Ve andolsun ki senden önce (de) resûller gönderdik. Onlardan bir kısmını sana anlattık ve bir kısmını sana anlatmadık. Allah'ın izni olmadan bir resûlün âyet getirmesi olamaz. Artık Allah'ın emri geldiği zaman hak ile hükmedilmiş olur. Ve bâtılı isteyenler, orada hüsran uğramışlardır.
40 / MU'MİN - 79
Allâhullezî ceale lekumul en’âme li terkebû minhâ ve minhâ te’kulûn(te’kulûne).
O Allah ki, "onun üzerine binin ve onun (etinden) yeyin" diye sizin için hayvanlar var etti.
40 / MU'MİN - 80
Ve lekum fîhâ menâfiu ve li teblugû aleyhâ hâceten fî sudûrikum ve aleyhâ ve alel fulki tuhmelûn(tuhmelûne).
Ve onda (hayvanlarda) sizin için menfaatler (faydalar) vardır. Ve onun üzerinde, gönüllerinizdeki hacetlere (gideceğiniz yerlere) ulaşmanız için. Onların (hayvanların) ve gemilerin üzerinde taşınırsınız.
40 / MU'MİN - 81
Ve yurîkum âyâtihî fe eyye âyâtillâhi tunkirûn(tunkirûne).
Ve (Allah) size âyetlerini gösteriyor. Öyleyse Allah'ın hangi âyetlerini inkâr ediyorsunuz?
40 / MU'MİN - 82
E fe lem yesîrû fîl ardı fe yenzurû keyfe kâne âkıbetullezîne min kablihim, kânû eksere minhum ve eşedde kuvveten ve âsâren fîl ardı femâ agnâ anhum mâ kânû yeksibûn(yeksibûne).

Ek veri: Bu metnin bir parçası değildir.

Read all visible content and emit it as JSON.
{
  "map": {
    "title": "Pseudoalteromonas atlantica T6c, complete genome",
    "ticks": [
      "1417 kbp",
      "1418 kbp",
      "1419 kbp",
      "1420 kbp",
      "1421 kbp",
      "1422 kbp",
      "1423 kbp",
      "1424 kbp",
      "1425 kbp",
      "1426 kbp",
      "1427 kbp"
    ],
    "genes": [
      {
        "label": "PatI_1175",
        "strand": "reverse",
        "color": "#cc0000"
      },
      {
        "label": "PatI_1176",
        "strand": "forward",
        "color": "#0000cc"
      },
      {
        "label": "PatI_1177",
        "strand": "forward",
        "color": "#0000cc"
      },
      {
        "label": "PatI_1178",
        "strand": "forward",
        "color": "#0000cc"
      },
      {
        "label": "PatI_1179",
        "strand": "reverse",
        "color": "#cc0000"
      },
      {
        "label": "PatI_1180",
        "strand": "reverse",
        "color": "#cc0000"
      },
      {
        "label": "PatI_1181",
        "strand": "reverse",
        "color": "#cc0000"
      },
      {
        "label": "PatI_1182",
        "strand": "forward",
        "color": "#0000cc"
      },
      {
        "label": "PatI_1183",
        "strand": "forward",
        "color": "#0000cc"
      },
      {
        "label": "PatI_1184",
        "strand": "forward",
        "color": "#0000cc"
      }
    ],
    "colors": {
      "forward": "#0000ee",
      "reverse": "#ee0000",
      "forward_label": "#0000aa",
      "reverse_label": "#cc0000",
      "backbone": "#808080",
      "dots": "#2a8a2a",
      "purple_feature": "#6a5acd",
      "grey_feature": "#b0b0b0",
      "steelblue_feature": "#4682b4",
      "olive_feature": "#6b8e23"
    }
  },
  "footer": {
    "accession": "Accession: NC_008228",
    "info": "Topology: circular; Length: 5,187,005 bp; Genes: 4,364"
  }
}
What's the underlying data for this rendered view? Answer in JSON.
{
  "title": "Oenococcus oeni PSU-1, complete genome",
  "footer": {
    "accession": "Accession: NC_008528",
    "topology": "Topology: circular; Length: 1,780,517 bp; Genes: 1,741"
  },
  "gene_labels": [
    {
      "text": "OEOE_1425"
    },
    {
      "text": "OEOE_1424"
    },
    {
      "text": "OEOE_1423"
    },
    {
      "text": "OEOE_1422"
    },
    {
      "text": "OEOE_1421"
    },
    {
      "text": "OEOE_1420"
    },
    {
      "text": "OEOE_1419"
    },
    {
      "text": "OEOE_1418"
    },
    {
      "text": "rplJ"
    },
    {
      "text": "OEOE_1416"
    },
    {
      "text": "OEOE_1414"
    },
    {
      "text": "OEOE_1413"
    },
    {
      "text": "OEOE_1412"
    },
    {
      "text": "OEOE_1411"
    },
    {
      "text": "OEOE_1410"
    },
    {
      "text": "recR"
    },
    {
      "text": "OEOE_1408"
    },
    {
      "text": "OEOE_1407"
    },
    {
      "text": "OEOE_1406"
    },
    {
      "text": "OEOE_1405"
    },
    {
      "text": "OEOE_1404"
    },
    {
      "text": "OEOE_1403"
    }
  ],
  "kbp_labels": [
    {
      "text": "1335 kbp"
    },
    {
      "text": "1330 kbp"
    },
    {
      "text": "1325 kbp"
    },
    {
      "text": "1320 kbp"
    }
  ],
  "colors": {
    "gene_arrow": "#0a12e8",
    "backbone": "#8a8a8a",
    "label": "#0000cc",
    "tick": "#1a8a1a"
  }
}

Onlar yeryüzünde dolaşmadılar mı ki? Onlardan öncekilerin akıbetleri nasıl oldu baksınlar. Ve onların çoğu, kuvvet ve eserler bakımından yeryüzünde kendilerinden daha üstündüler. Fakat kazanmış oldukları şeyler, onlara fayda vermedi.
40 / MU'MİN - 83
Fe lemmâ câethum rusuluhum bil beyyinâti ferihû bimâ indehum minel ilmi ve hâka bihim mâ kânû bihî yestehziûn(yestehziûne).
Onlara resûlleri beyyinelerle geldiği zaman yanlarındaki ilim sebebiyle şımardılar. Ve alay etmiş oldukları şey onları kuşattı.
40 / MU'MİN - 84
Fe lemmâ reev be’senâ kâlû âmennâ billâhi vahdehu ve kefernâ bimâ kunnâ bihî muşrikîn(muşrikîne).
Bizim şiddetli azabımızı gördükleri zaman: "Allah'a ve O'nun Tek'liğine îmân ettik. Ve O'na şirk koştuğumuz şeyleri inkâr ettik." dediler.
40 / MU'MİN - 85
Fe lem yeku yenfeuhum îmânuhum lemmâ reev be’senâ, sunnetâllahilletî kad halet fî ibâdih(ibâdihî), ve hasire hunâlikel kâfirûn(kâfirûne).
Şiddetli azabımızı gördükleri zaman artık onların îmânı, onlara bir fayda vermedi. Allah'ın, kulları hakkındaki gelip geçen sünneti (kanunu) budur. Kâfirler orada hüsrana uğradılar.